The columns are arranged sideways in a way that's completely native to the width of the screen, and thus far more natural and easy to use than even the column view of our current word-processing programs. Copying entire articles from the Web and pasting them into Tofu can be a hassle, but once there, you never have to scroll. Instead, you progress to the next column simply by clicking further sideways. It's a radically better use of onscreen real estate, and perfectly intuitive.

It's also astonishingly pleasant and natural to read. After a long day on the computer, I have no qualms about curling up in bed with my laptop, an article of Tofu-displayed text as the sole inhabitant of the screen. It feels as if I've truly left behind the annoyances of the online world and can enjoy reading for what it ought to be: an engaging, deep, thoughtful escape.

What we need now is a revolution on-screen that would build Tofu-like functionality for displaying text from the entire Internet and all our software – including our word-processing programs.

On websites, we'd still see dynamic pages with lots of headlines, pictures, videos, links, and distractions, but when we clicked on a headline, a window might pop up and fill the entire horizontal screen with columns of text just like Tofu. Illustrations and ads and so on could be included, just as in physical newspapers and magazines, but all of it would be oriented sideways instead of up-and-down, and so much more pleasant to read.

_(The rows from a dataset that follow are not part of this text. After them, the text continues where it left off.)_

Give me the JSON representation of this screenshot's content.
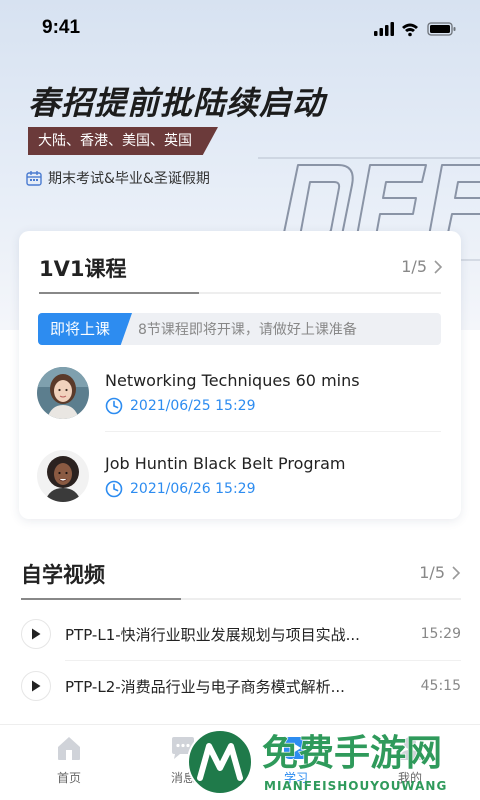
{
  "status_bar": {
    "time": "9:41"
  },
  "banner": {
    "title": "春招提前批陆续启动",
    "regions": "大陆、香港、美国、英国",
    "subline": "期末考试&毕业&圣诞假期"
  },
  "course_section": {
    "title": "1V1课程",
    "pager": "1/5",
    "notice_badge": "即将上课",
    "notice_text": "8节课程即将开课，请做好上课准备",
    "lessons": [
      {
        "title": "Networking Techniques 60 mins",
        "time": "2021/06/25 15:29"
      },
      {
        "title": "Job Huntin Black Belt Program",
        "time": "2021/06/26 15:29"
      }
    ]
  },
  "video_section": {
    "title": "自学视频",
    "pager": "1/5",
    "videos": [
      {
        "title": "PTP-L1-快消行业职业发展规划与项目实战...",
        "duration": "15:29"
      },
      {
        "title": "PTP-L2-消费品行业与电子商务模式解析...",
        "duration": "45:15"
      }
    ]
  },
  "tabbar": {
    "items": [
      {
        "label": "首页",
        "icon": "home-icon"
      },
      {
        "label": "消息",
        "icon": "chat-icon"
      },
      {
        "label": "学习",
        "icon": "play-icon"
      },
      {
        "label": "我的",
        "icon": "user-icon"
      }
    ]
  },
  "watermark": {
    "cn": "免费手游网",
    "en": "MIANFEISHOUYOUWANG"
  },
  "colors": {
    "accent": "#2d8cf0",
    "ribbon": "#6b3a3a",
    "hero_bg": "#dfe7f3"
  }
}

Some media outlets have taken steps in this direction. The New York Times' Reader 2.0 application displays digital content from the paper's daily print edition in a horizontal, easy-to-read format, but it's available only by subscription.

In the postpaper world, a reconfiguration of text might even help publications earn a living for themselves and their writers.

Today's readers expect to find information free online, but they might still be willing to pay for information presented in a premium format that they can own, take with them, and use later – as with a downloaded song or TV show from iTunes.

Imagine if users could download a Tofu-like version of any article with one click that charges a tiny micropayment. The article could then be read on your screen later in a more pleasant way, and perhaps in a more convenient place – at the lunch table, on the train, or on the couch, when the last thing we want to be is online.

Any piece of writing from 1,000 words to 100,000 words or more would be a candidate for a satisfying on-screen reading experience. Just as with iTunes, the more valuable downloads could command higher prices. And a writer or institution that produced an instant bestseller would profit instantly.

Programmers and publishers of online text: Please deliver us a long-overdue future in which we read – and write – in columns that move progressively sideways. After all, that's exactly the effect we create when we read an old-fashioned book and turn the page.

Trevor Corson is the author of "The Secret Life of Lobsters" and "The Story of Sushi: An Unlikely Saga of Raw Fish and Rice."